The paper names and quotes several blogs and individuals. Shortly after publication, Frontiers received complaints from climate deniers who claimed they had been libelled in the paper and threatened to sue the journal unless the paper was retracted.
After taking the paper down from its website, Frontiers began its investigation and arranged a conference call so that the journal’s manager, legal counsel, editors and reviewers could discuss how to proceed.
The journal’s lawyer, who is based in England (as was Lewandowsky by that time), was very concerned about the journal being sued for libel. At that time, British libel laws left scientists, peer-reviewed journals and journalists exposed to potentially ruinous lawsuits for publishing fair criticism of a company, person or product. (Of all the jurisdictions in which academic journals are published, the UK has historically been one of the most generous to libel claimants.) That changed on January 1 this year, when Britain’s libel laws were amended to reverse the chilling effect on science and legitimate public debate. Claimants must now show that they have suffered “serious harm” before launching legal action.

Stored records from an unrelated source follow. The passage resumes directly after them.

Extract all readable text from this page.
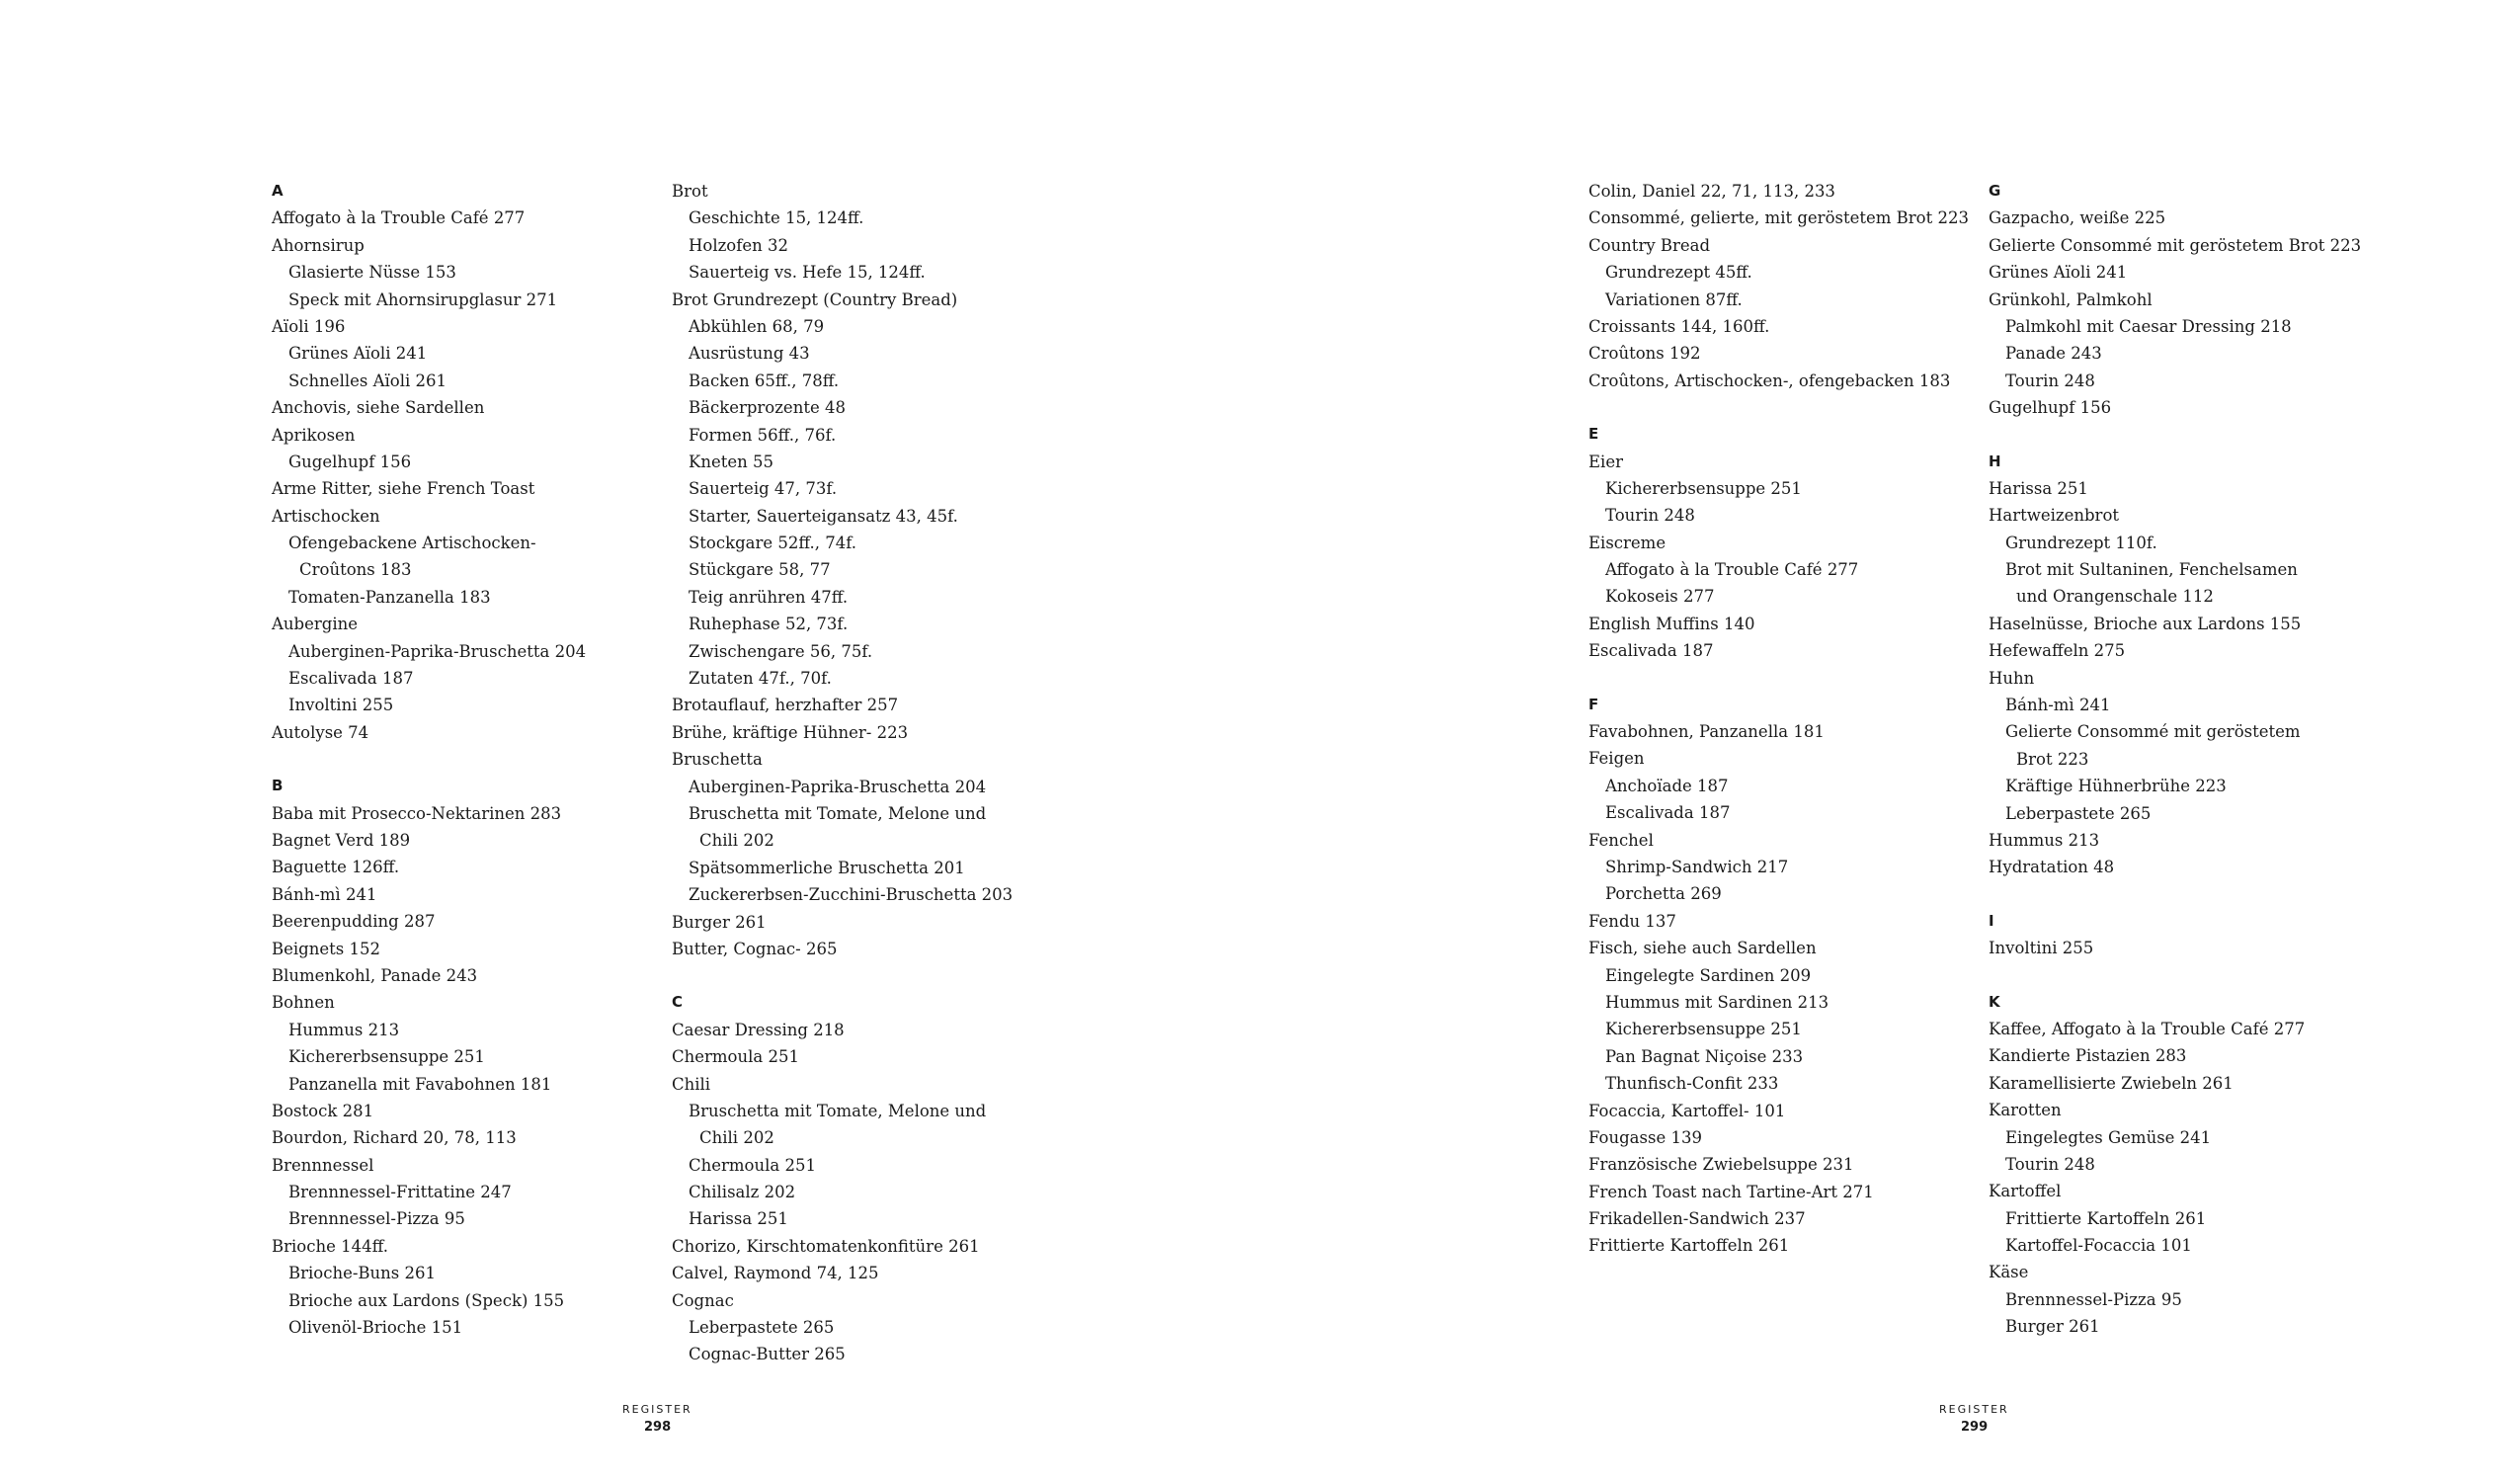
A
Affogato à la Trouble Café 277
Ahornsirup
Glasierte Nüsse 153
Speck mit Ahornsirupglasur 271
Aïoli 196
Grünes Aïoli 241
Schnelles Aïoli 261
Anchovis, siehe Sardellen
Aprikosen
Gugelhupf 156
Arme Ritter, siehe French Toast
Artischocken
Ofengebackene Artischocken-
Croûtons 183
Tomaten-Panzanella 183
Aubergine
Auberginen-Paprika-Bruschetta 204
Escalivada 187
Involtini 255
Autolyse 74
B
Baba mit Prosecco-Nektarinen 283
Bagnet Verd 189
Baguette 126ff.
Bánh-mì 241
Beerenpudding 287
Beignets 152
Blumenkohl, Panade 243
Bohnen
Hummus 213
Kichererbsensuppe 251
Panzanella mit Favabohnen 181
Bostock 281
Bourdon, Richard 20, 78, 113
Brennnessel
Brennnessel-Frittatine 247
Brennnessel-Pizza 95
Brioche 144ff.
Brioche-Buns 261
Brioche aux Lardons (Speck) 155
Olivenöl-Brioche 151
Brot
Geschichte 15, 124ff.
Holzofen 32
Sauerteig vs. Hefe 15, 124ff.
Brot Grundrezept (Country Bread)
Abkühlen 68, 79
Ausrüstung 43
Backen 65ff., 78ff.
Bäckerprozente 48
Formen 56ff., 76f.
Kneten 55
Sauerteig 47, 73f.
Starter, Sauerteigansatz 43, 45f.
Stockgare 52ff., 74f.
Stückgare 58, 77
Teig anrühren 47ff.
Ruhephase 52, 73f.
Zwischengare 56, 75f.
Zutaten 47f., 70f.
Brotauflauf, herzhafter 257
Brühe, kräftige Hühner- 223
Bruschetta
Auberginen-Paprika-Bruschetta 204
Bruschetta mit Tomate, Melone und
Chili 202
Spätsommerliche Bruschetta 201
Zuckererbsen-Zucchini-Bruschetta 203
Burger 261
Butter, Cognac- 265
C
Caesar Dressing 218
Chermoula 251
Chili
Bruschetta mit Tomate, Melone und
Chili 202
Chermoula 251
Chilisalz 202
Harissa 251
Chorizo, Kirschtomatenkonfitüre 261
Calvel, Raymond 74, 125
Cognac
Leberpastete 265
Cognac-Butter 265
Colin, Daniel 22, 71, 113, 233
Consommé, gelierte, mit geröstetem Brot 223
Country Bread
Grundrezept 45ff.
Variationen 87ff.
Croissants 144, 160ff.
Croûtons 192
Croûtons, Artischocken-, ofengebacken 183
E
Eier
Kichererbsensuppe 251
Tourin 248
Eiscreme
Affogato à la Trouble Café 277
Kokoseis 277
English Muffins 140
Escalivada 187
F
Favabohnen, Panzanella 181
Feigen
Anchoïade 187
Escalivada 187
Fenchel
Shrimp-Sandwich 217
Porchetta 269
Fendu 137
Fisch, siehe auch Sardellen
Eingelegte Sardinen 209
Hummus mit Sardinen 213
Kichererbsensuppe 251
Pan Bagnat Niçoise 233
Thunfisch-Confit 233
Focaccia, Kartoffel- 101
Fougasse 139
Französische Zwiebelsuppe 231
French Toast nach Tartine-Art 271
Frikadellen-Sandwich 237
Frittierte Kartoffeln 261
G
Gazpacho, weiße 225
Gelierte Consommé mit geröstetem Brot 223
Grünes Aïoli 241
Grünkohl, Palmkohl
Palmkohl mit Caesar Dressing 218
Panade 243
Tourin 248
Gugelhupf 156
H
Harissa 251
Hartweizenbrot
Grundrezept 110f.
Brot mit Sultaninen, Fenchelsamen
und Orangenschale 112
Haselnüsse, Brioche aux Lardons 155
Hefewaffeln 275
Huhn
Bánh-mì 241
Gelierte Consommé mit geröstetem
Brot 223
Kräftige Hühnerbrühe 223
Leberpastete 265
Hummus 213
Hydratation 48
I
Involtini 255
K
Kaffee, Affogato à la Trouble Café 277
Kandierte Pistazien 283
Karamellisierte Zwiebeln 261
Karotten
Eingelegtes Gemüse 241
Tourin 248
Kartoffel
Frittierte Kartoffeln 261
Kartoffel-Focaccia 101
Käse
Brennnessel-Pizza 95
Burger 261
REGISTER
298
REGISTER
299
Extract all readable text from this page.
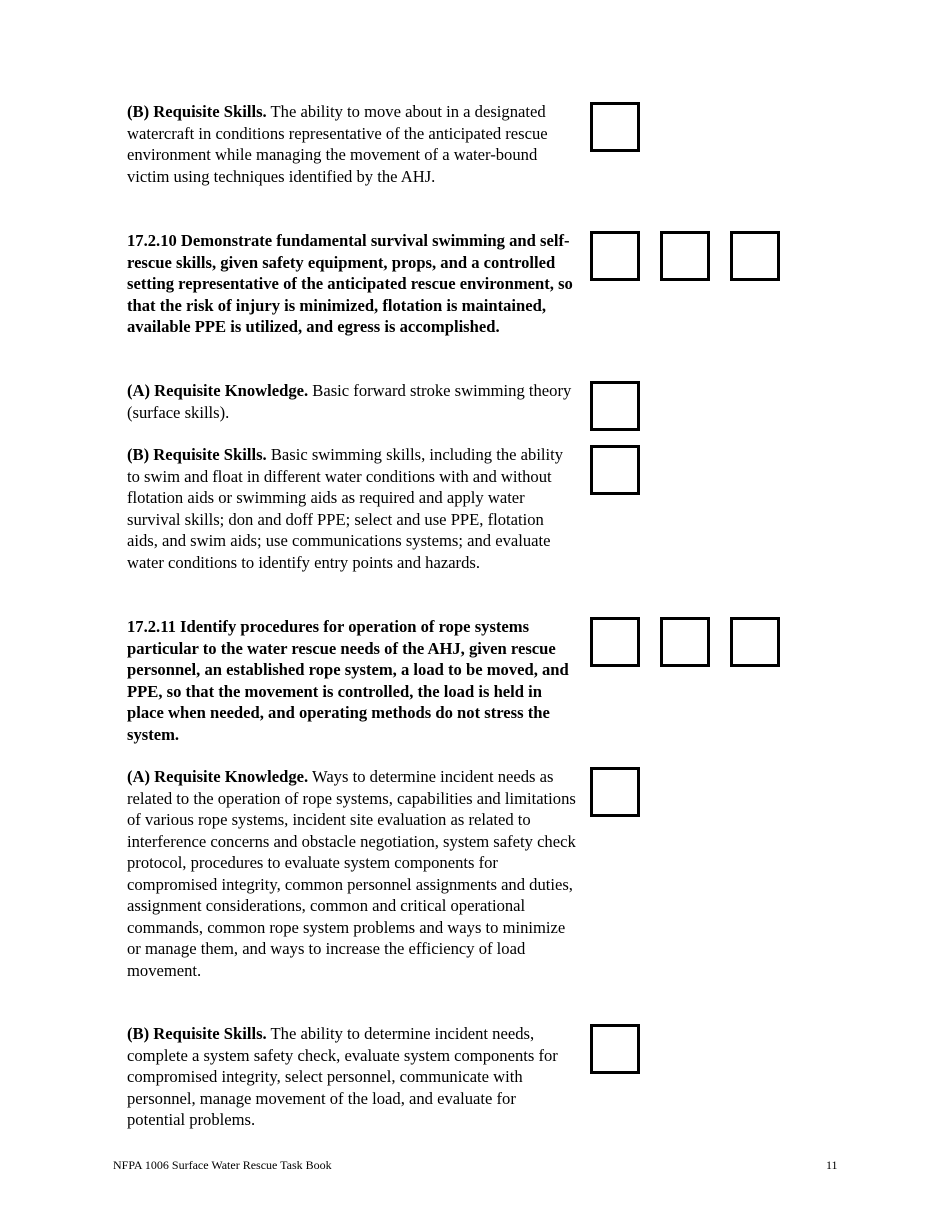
(B) Requisite Skills. The ability to move about in a designated watercraft in conditions representative of the anticipated rescue environment while managing the movement of a water-bound victim using techniques identified by the AHJ.
17.2.10 Demonstrate fundamental survival swimming and self-rescue skills, given safety equipment, props, and a controlled setting representative of the anticipated rescue environment, so that the risk of injury is minimized, flotation is maintained, available PPE is utilized, and egress is accomplished.
(A) Requisite Knowledge. Basic forward stroke swimming theory (surface skills).
(B) Requisite Skills. Basic swimming skills, including the ability to swim and float in different water conditions with and without flotation aids or swimming aids as required and apply water survival skills; don and doff PPE; select and use PPE, flotation aids, and swim aids; use communications systems; and evaluate water conditions to identify entry points and hazards.
17.2.11 Identify procedures for operation of rope systems particular to the water rescue needs of the AHJ, given rescue personnel, an established rope system, a load to be moved, and PPE, so that the movement is controlled, the load is held in place when needed, and operating methods do not stress the system.
(A) Requisite Knowledge. Ways to determine incident needs as related to the operation of rope systems, capabilities and limitations of various rope systems, incident site evaluation as related to interference concerns and obstacle negotiation, system safety check protocol, procedures to evaluate system components for compromised integrity, common personnel assignments and duties, assignment considerations, common and critical operational commands, common rope system problems and ways to minimize or manage them, and ways to increase the efficiency of load movement.
(B) Requisite Skills. The ability to determine incident needs, complete a system safety check, evaluate system components for compromised integrity, select personnel, communicate with personnel, manage movement of the load, and evaluate for potential problems.
NFPA 1006 Surface Water Rescue Task Book	11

But in February 2013, the journal had no such protection, and the lawyer raised concerns about two sentences in the paper that had been the subject of threats of litigation. By the end of the 20-minute conference call, we had all agreed that, if the authors made minor modifications to these sentences, the content would remain intact and the paper could be re-published without fear of successful legal action.
Before the call ended, three academics, including me, argued that scientific journals must not be held to ransom every time someone threatens litigation. In response to our concerns, we were assured by the journal’s representatives that the legal matter would be considered settled once the two sentences had been amended as agreed.
Yet the paper remained in limbo while the journal’s investigation into the academic and ethical aspects of the study dragged on for more than a year. Finally, the journal reached the conclusion that there was no academic or ethical case to answer; in the meantime, Britain’s Defamation Act 2013 had kicked in to provide scientific journals greater protection against threats of litigation, by privileging statements contained in peer-reviewed studies.
It is hard to imagine a set of outcomes that would have better remedied each issue flagged by Frontiers as a matter of concern. So it came as quite a shock to hear that the journal had decided to retract the paper ostensibly because “the legal context is insufficiently clear”.
Just how clear would the legal context need to be for Frontiers to stand up to intimidation and defend academic freedom? First, the two sentences discussed in the conference call had been amended as agreed, which satisfied the journal’s lawyer even under the former libel laws. Second, Britain’s new libel laws offer science journals greater protection for precisely this kind of situation.
In any event, the journal’s management and editors were clearly intimidated by climate deniers who threatened to sue. So Frontiers bowed to their demands, retracted the paper, damaged its own reputation, and ultimately gave a free kick to aggressive climate deniers.
I would have expected a scientific journal to have more backbone, certainly when it comes to the crucially important issue of academic freedom.
Elaine McKewon receives an Australian Postgraduate Award from the Australian government’s Department of Education. This scholarship enables research that is in the public interest and free of vested interests.